If you’re not sure what effect all this digital will have on the real world, consider this: a single Bitcoin transaction consumes as much as 1.2 million electricity. Visa Transactions!
Anyway, Hut 8 is an off-the-cuff game on Bitcoin itself, with the company mining between eight and 12 tokens per day, which are worth between $500,000 and $800,000 at current token prices. It also considers the interests of its shareholders. As my colleague Zhiyuan Sun wrote earlier this month:
Now, he [HUT] She owns about 4,450 BTC, valued at about $219.5 million, but unlike other miners, she does not plan to simply sell them as soon as possible. To maximize shareholder returns, Hut 8 is lending BTC it miners. Coin holders can get interest of up to 6.20% per annum on bitcoin lending, based on current prices.
Finally, Hut 8 is investing in its future by upgrading its systems and adding more power generation capabilities, which will eventually allow it to operate additional mining rigs, boosting revenue and profits.

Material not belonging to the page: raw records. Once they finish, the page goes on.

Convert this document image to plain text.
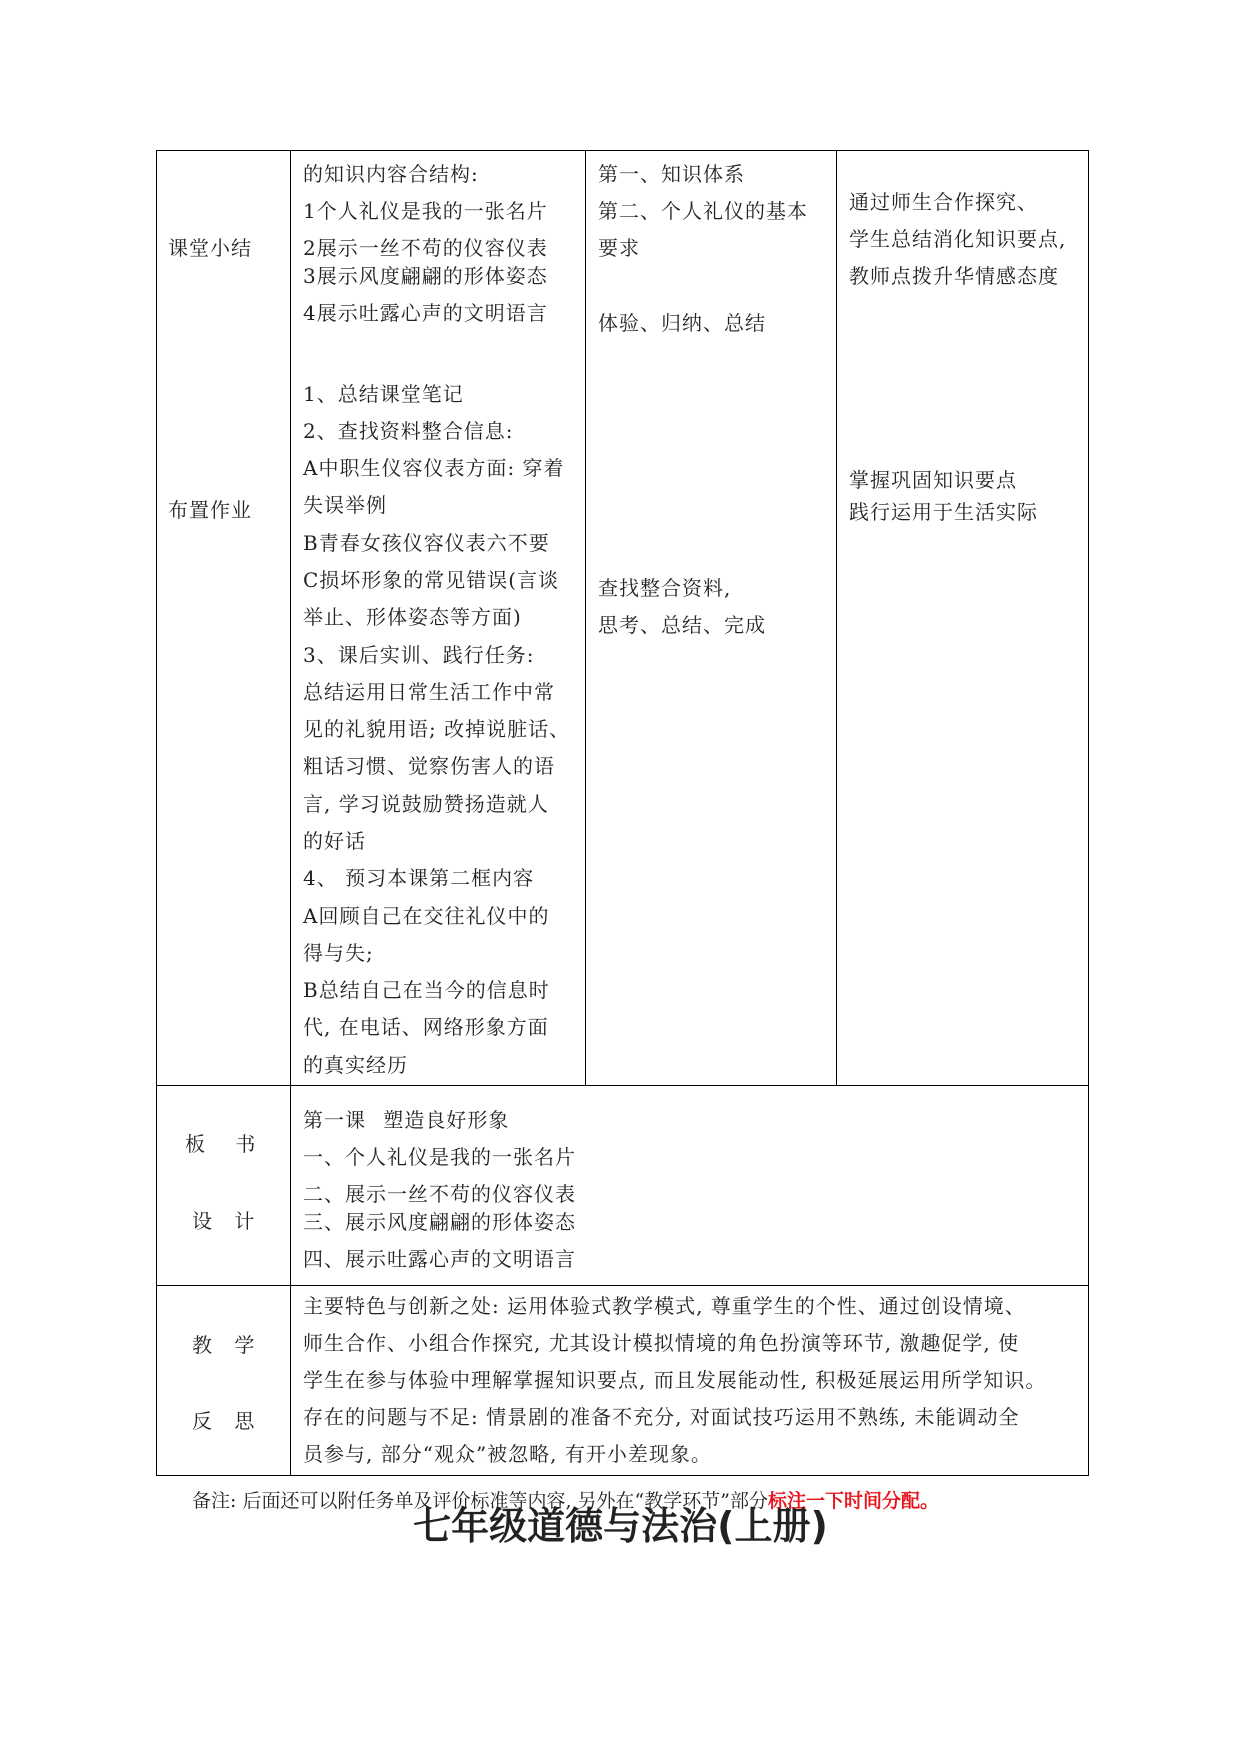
课堂小结
的知识内容合结构:
1个人礼仪是我的一张名片
2展示一丝不苟的仪容仪表
3展示风度翩翩的形体姿态
4展示吐露心声的文明语言
第一、知识体系
第二、个人礼仪的基本
要求
体验、归纳、总结
通过师生合作探究、
学生总结消化知识要点,
教师点拨升华情感态度
布置作业
1、总结课堂笔记
2、查找资料整合信息:
A中职生仪容仪表方面: 穿着
失误举例
B青春女孩仪容仪表六不要
C损坏形象的常见错误(言谈
举止、形体姿态等方面)
3、课后实训、践行任务:
总结运用日常生活工作中常
见的礼貌用语; 改掉说脏话、
粗话习惯、觉察伤害人的语
言, 学习说鼓励赞扬造就人
的好话
4、 预习本课第二框内容
A回顾自己在交往礼仪中的
得与失;
B总结自己在当今的信息时
代, 在电话、网络形象方面
的真实经历
查找整合资料,
思考、总结、完成
掌握巩固知识要点
践行运用于生活实际
板 书
设 计
第一课 塑造良好形象
一、个人礼仪是我的一张名片
二、展示一丝不苟的仪容仪表
三、展示风度翩翩的形体姿态
四、展示吐露心声的文明语言
教 学
反 思
主要特色与创新之处: 运用体验式教学模式, 尊重学生的个性、通过创设情境、
师生合作、小组合作探究, 尤其设计模拟情境的角色扮演等环节, 激趣促学, 使
学生在参与体验中理解掌握知识要点, 而且发展能动性, 积极延展运用所学知识。
存在的问题与不足: 情景剧的准备不充分, 对面试技巧运用不熟练, 未能调动全
员参与, 部分“观众”被忽略, 有开小差现象。
备注: 后面还可以附任务单及评价标准等内容, 另外在“教学环节”部分标注一下时间分配。
七年级道德与法治(上册)
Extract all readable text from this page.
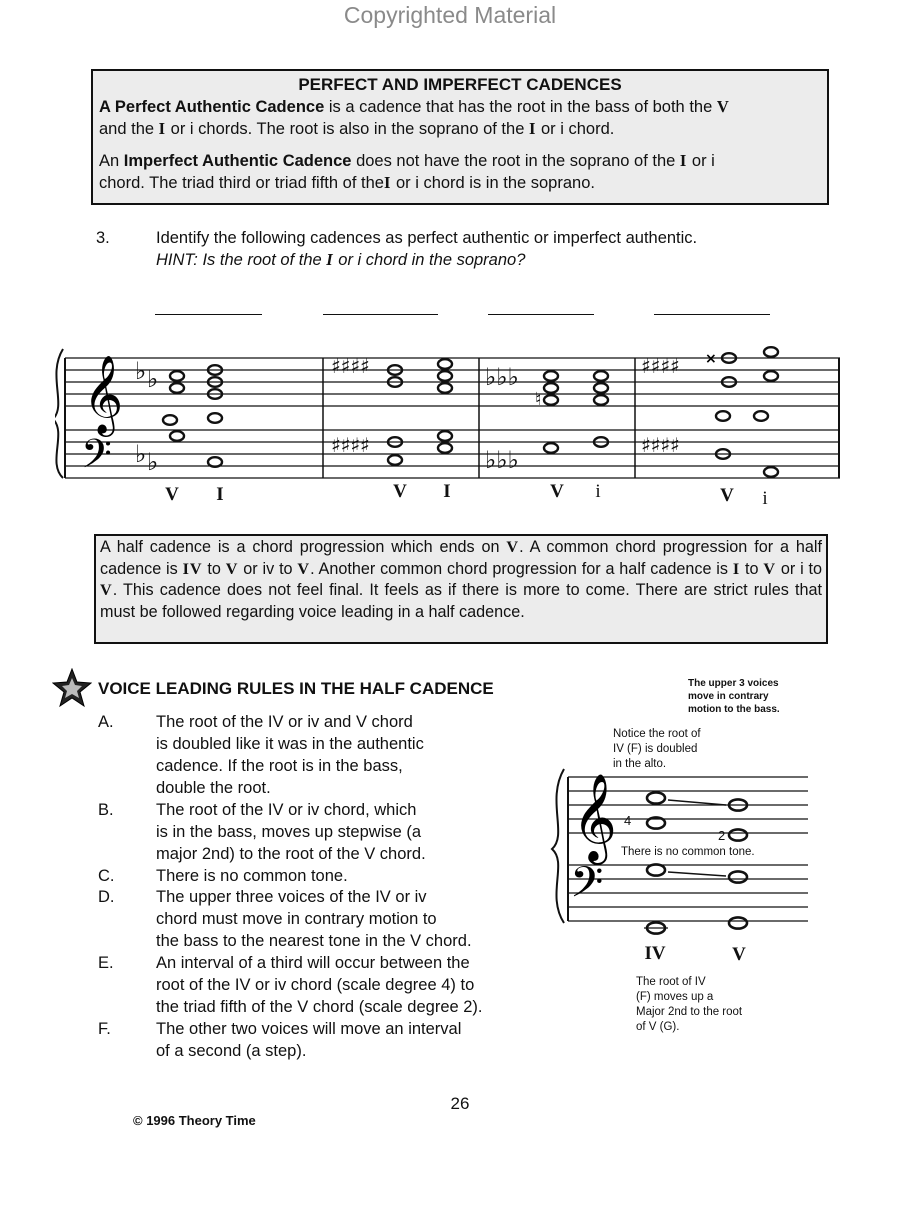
Copyrighted Material
PERFECT AND IMPERFECT CADENCES

A Perfect Authentic Cadence is a cadence that has the root in the bass of both the V
and the I or i chords. The root is also in the soprano of the I or i chord.

An Imperfect Authentic Cadence does not have the root in the soprano of the I or i
chord. The triad third or triad fifth of theI or i chord is in the soprano.

3.	Identify the following cadences as perfect authentic or imperfect authentic.
HINT: Is the root of the I or i chord in the soprano?
𝄞
𝄢
♭ ♭
♭ ♭
♯♯♯♯
♯♯♯♯
♭♭♭
♭♭♭
♯♯♯♯
♯♯♯♯
×
♮
V	I	V	I	V	i	V	i

A half cadence is a chord progression which ends on V. A common chord progression for a half cadence is IV to V or iv to V. Another common chord progression for a half cadence is I to V or i to V. This cadence does not feel final. It feels as if there is more to come. There are strict rules that must be followed regarding voice leading in a half cadence.

VOICE LEADING RULES IN THE HALF CADENCE
A.	The root of the IV or iv and V chord
is doubled like it was in the authentic
cadence. If the root is in the bass,
double the root.
B.	The root of the IV or iv chord, which
is in the bass, moves up stepwise (a
major 2nd) to the root of the V chord.
C.	There is no common tone.
D.	The upper three voices of the IV or iv
chord must move in contrary motion to
the bass to the nearest tone in the V chord.
E.	An interval of a third will occur between the
root of the IV or iv chord (scale degree 4) to
the triad fifth of the V chord (scale degree 2).
F.	The other two voices will move an interval
of a second (a step).
The upper 3 voices
move in contrary
motion to the bass.
Notice the root of
IV (F) is doubled
in the alto.
𝄞
𝄢
4
2
There is no common tone.
IV	V
The root of IV
(F) moves up a
Major 2nd to the root
of V (G).
26
© 1996 Theory Time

For me, this was the right stock at the right time to add to my retirement portfolio. But if you want to add it to your investments, keep in mind that like all cryptocurrency investments, it is very volatile. If you are not comfortable seeing your investment go up 5% one day and go down 4% the next, this may not be your option. But if you can tolerate some extreme price swings, this might be the perfect crypto stock to add to your retirement portfolio.
When you can’t pick one winner – consider the ETF
Chuck Salita(Seren Nasdaq Nexgen Economic Fund ETF): I will be the first to admit that I do not have cryptocurrency. Tokens are very volatile – and as their massive proliferation demonstrates, it seems very easy to create them to be a serious alternative to currency.

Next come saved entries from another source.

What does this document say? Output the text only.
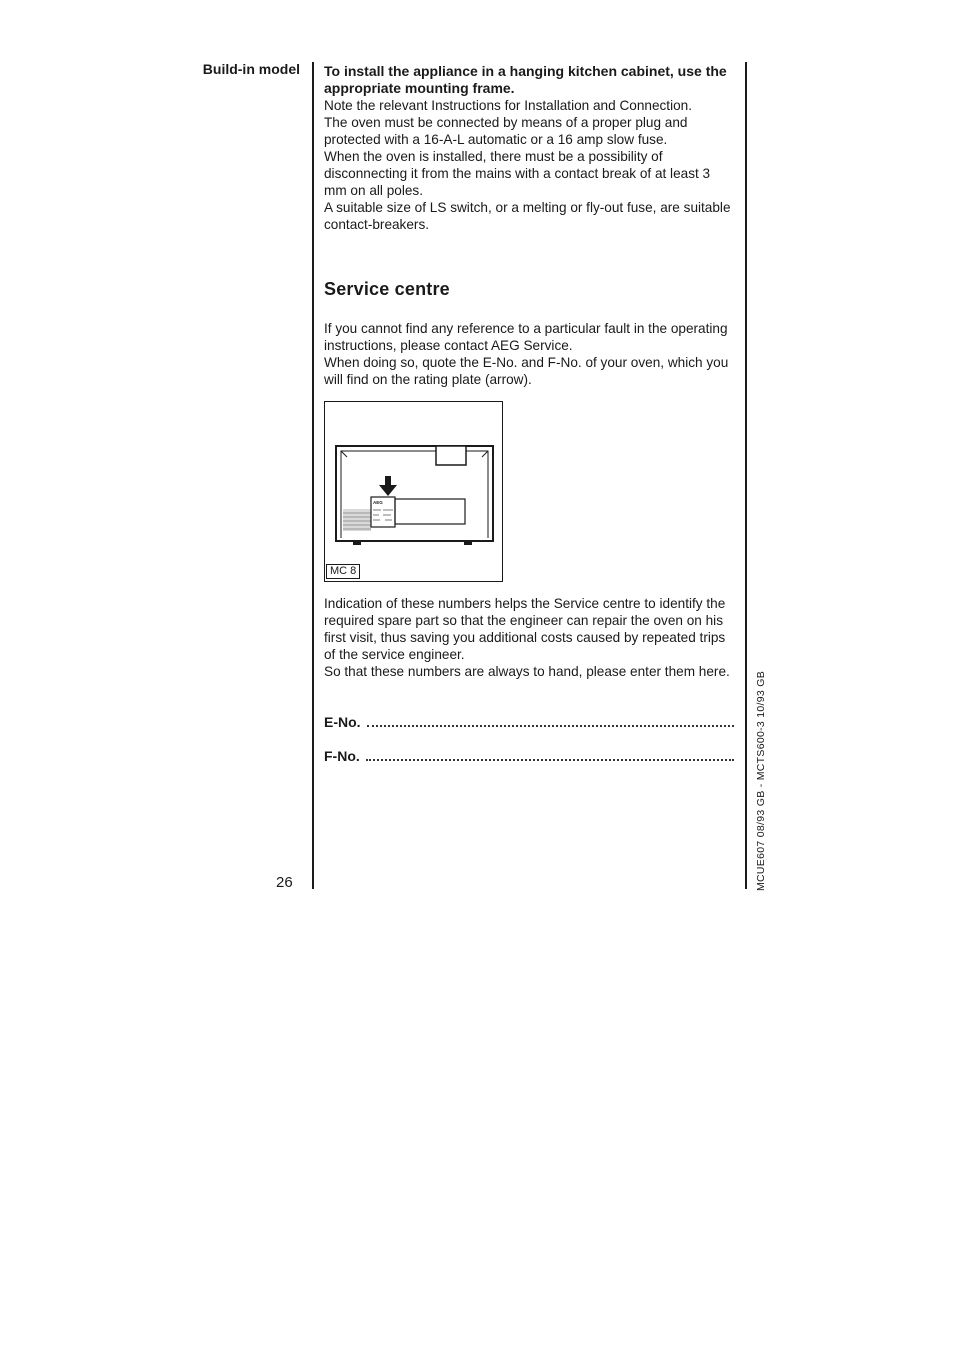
Build-in model To install the appliance in a hanging kitchen cabinet, use the appropriate mounting frame.

Note the relevant Instructions for Installation and Connection.

The oven must be connected by means of a proper plug and protected with a 16-A-L automatic or a 16 amp slow fuse.

When the oven is installed, there must be a possibility of disconnecting it from the mains with a contact break of at least 3 mm on all poles.

A suitable size of LS switch, or a melting or fly-out fuse, are suitable contact-breakers.

Service centre

If you cannot find any reference to a particular fault in the operating instructions, please contact AEG Service.

When doing so, quote the E-No. and F-No. of your oven, which you will find on the rating plate (arrow).

AEG
MC 8

Indication of these numbers helps the Service centre to identify the required spare part so that the engineer can repair the oven on his first visit, thus saving you additional costs caused by repeated trips of the service engineer.

So that these numbers are always to hand, please enter them here.

E-No.
F-No.
26	MCUE607 08/93 GB - MCTS600-3 10/93 GB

For something to function as legitimate currency, it must hold its value at least reasonably against a basket of goods. The massive rallies and crashes in cryptocurrencies make it difficult to describe them as stores of value, even when compared to the gradually diminishing purchasing power of the dollar over time due to inflation.
In addition, while for some individual cryptocurrencies there are strict limits on the total amount of tokens that can be mined at any one time, there are more than 6,800 different types of tokens now, and the number continues to grow. This makes it even more difficult to believe that there will actually be enough scarcity in the concept to enable any given token to retain its value over the long term.
This is where the Siren Nasdaq NexGen Economy ETF comes in handy. It designs itself as an index fund that invests in companies that use blockchain technologies in their operations. Blockchain is the basic technology behind cryptocurrencies. If nothing else, the current popularity of cryptocurrencies is making blockchain-focused companies something of the modern equivalent of buying the “picks and shovels” game during the gold rush.
As an index-focused fund, the Siren Nasdaq NexGen Economy ETF does not have to sort winners from losers. Given the uncertainty involved in the space, that’s a good thing. It’s also what makes the cryptocurrency investment I’m considering buying for my wallet. If I want to invest in something and I don’t understand it well enough, index-based investing is my favorite way to get financial exposure without necessarily building experience.
This article represents the opinion of the author, who may disagree with the “official” recommendation position of the Motley Fool Premium Consulting Service. We are diverse! Asking about an investment thesis — even if it’s our own — helps us all think critically about investing and make decisions that help us become smarter, happier, and richer.